Well, several other projects, a baby, and 4 months of life later I still had not gotten over to the stove store. But last night I was using an SOS pad (which my mother purchased, since I didn't have any on hand) when I realized that my stove was in need of a thorough cleaning. I started working the pad over the top, noticing with pleasure how quickly the little spots of burnt on dinner disappeared. As I raced it along the surface where the nick was covered by burned spray-paint I saw that some of the "patch" was lifted! Perhaps I could scrub away the old paint, leaving just the original nick. Ironically I now wished all I had was that small nick, instead of that glob of brown adorning my beautiful stove all these months. I ran the SOS pad across it again, this time with a little more elbow grease. It appeared to be working on more of my patch. Now I was inspired and I got to really working, putting all my effort into that 2 inch square piece of steel wool. After several minutes the glob was noticeably smaller, and after several more minutes it seemed that I would be successful in getting back to the original nick!
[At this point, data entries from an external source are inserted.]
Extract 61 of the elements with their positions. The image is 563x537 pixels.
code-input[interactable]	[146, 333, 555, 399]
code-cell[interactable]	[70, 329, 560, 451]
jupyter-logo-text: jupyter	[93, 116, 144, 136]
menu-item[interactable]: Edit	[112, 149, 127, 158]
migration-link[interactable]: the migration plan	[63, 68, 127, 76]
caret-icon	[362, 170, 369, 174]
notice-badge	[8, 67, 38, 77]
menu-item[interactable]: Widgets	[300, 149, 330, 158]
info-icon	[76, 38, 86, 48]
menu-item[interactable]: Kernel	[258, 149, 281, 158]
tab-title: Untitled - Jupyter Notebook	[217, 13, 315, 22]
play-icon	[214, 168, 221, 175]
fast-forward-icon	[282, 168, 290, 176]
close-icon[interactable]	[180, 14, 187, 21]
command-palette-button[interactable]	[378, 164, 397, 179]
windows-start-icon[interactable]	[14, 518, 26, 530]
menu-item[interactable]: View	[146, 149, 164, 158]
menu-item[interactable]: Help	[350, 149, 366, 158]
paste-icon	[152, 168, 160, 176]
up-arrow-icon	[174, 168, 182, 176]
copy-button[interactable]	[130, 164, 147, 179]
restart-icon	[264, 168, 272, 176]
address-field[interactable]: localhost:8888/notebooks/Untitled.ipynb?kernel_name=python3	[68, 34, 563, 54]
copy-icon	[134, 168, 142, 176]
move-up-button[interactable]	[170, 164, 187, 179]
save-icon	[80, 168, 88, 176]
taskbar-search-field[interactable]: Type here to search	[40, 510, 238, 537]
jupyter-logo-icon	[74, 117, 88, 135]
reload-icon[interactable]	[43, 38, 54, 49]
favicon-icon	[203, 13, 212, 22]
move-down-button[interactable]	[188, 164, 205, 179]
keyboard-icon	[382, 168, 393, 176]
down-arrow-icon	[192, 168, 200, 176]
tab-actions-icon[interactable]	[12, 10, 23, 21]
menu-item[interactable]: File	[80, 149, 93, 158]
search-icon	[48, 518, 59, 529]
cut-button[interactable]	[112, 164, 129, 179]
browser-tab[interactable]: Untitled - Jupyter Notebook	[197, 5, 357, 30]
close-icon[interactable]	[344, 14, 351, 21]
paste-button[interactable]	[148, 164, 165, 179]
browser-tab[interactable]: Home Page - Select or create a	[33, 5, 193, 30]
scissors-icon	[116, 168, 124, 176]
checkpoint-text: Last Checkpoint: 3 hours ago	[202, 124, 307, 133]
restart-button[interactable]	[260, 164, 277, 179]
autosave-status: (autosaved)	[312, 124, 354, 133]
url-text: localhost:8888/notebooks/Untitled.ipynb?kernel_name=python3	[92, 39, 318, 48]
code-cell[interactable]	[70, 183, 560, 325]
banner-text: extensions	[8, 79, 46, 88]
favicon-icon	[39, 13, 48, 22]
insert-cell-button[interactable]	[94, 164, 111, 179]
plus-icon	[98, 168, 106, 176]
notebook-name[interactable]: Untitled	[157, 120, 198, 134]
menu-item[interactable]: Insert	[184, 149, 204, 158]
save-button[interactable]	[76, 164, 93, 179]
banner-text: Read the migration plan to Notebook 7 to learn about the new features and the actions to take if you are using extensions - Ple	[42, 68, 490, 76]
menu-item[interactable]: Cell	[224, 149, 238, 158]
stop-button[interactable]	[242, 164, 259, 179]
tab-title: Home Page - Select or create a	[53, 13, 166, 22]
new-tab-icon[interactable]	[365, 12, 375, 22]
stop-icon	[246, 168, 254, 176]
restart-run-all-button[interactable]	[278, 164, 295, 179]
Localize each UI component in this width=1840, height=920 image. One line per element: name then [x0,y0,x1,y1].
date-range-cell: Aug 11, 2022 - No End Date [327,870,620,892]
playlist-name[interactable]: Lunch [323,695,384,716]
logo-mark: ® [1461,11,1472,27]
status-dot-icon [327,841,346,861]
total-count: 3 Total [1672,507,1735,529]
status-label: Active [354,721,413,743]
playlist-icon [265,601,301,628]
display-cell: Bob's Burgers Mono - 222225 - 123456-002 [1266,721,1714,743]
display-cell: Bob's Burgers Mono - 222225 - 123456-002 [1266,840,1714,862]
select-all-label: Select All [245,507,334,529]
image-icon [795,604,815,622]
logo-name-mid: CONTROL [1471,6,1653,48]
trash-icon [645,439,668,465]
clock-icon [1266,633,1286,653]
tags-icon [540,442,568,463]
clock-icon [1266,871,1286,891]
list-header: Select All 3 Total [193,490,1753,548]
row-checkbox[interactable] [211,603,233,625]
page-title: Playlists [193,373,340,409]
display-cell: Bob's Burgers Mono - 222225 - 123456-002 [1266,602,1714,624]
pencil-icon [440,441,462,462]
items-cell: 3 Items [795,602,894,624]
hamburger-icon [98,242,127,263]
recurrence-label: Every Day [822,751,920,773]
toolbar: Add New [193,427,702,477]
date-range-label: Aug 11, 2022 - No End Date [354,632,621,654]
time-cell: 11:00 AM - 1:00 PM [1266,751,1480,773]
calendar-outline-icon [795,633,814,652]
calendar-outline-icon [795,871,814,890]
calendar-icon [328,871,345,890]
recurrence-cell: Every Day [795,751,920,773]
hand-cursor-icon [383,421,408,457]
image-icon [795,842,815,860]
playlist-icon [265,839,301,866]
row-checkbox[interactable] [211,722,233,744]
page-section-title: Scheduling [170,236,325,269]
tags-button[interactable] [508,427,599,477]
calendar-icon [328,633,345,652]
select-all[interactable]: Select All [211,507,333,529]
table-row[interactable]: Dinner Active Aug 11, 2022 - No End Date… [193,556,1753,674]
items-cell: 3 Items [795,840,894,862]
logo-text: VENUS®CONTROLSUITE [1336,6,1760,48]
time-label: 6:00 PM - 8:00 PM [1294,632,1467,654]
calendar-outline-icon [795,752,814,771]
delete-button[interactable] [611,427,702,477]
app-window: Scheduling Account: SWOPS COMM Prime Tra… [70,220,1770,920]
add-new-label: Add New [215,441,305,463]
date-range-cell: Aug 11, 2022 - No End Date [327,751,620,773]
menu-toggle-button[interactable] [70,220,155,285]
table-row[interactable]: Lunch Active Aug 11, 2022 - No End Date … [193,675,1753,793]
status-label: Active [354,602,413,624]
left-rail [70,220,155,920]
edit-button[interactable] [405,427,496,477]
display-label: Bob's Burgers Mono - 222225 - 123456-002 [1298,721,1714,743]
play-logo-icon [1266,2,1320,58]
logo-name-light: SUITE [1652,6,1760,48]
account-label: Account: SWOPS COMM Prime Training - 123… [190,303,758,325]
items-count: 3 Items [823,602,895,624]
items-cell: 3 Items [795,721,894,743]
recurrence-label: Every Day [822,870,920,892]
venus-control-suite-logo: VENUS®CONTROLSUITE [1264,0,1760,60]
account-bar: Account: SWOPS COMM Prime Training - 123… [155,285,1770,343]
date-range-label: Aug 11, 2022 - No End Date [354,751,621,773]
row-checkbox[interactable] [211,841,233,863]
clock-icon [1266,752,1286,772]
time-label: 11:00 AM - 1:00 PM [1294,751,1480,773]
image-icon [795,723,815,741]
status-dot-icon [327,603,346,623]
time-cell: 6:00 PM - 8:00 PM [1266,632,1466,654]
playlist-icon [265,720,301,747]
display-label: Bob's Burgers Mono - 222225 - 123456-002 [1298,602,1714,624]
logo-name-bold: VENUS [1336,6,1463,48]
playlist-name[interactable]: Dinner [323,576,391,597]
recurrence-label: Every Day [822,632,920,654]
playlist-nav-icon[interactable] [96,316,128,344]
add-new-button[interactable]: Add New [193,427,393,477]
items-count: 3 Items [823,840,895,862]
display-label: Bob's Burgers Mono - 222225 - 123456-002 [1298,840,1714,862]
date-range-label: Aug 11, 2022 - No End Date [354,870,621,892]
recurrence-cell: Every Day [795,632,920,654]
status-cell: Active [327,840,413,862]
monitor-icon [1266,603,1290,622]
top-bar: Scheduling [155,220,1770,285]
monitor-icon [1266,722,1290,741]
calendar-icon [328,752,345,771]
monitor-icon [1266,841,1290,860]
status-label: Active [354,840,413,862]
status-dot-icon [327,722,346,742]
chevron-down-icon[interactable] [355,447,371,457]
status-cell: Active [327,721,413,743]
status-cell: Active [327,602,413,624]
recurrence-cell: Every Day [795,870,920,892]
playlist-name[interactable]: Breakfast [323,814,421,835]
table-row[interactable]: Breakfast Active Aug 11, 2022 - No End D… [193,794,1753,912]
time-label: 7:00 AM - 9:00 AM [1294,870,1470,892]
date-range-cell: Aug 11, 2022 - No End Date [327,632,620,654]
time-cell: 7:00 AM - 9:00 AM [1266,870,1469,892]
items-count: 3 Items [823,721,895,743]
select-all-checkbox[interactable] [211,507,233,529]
Then the unthinkable happened.

I began to see the original nick surfacing under the burned on spray paint I was working so hard to remove. "Just a few more moments," I thought. But suddenly the brown paint was gone, and so was the nick! I blinked in astonishment. I ran my hand over the perfectly smooth, chip-free surface. What? 

There was no nick. I had spray painted over a small piece of burnt on food which my green scrubby could not loosen, but which my SOS pad had not only cleaned, but perfectly removed the spray paint covering it! The moral of of this week's Tuesday's Tip is:

Use SOS scrub pads BEFORE you paint over it.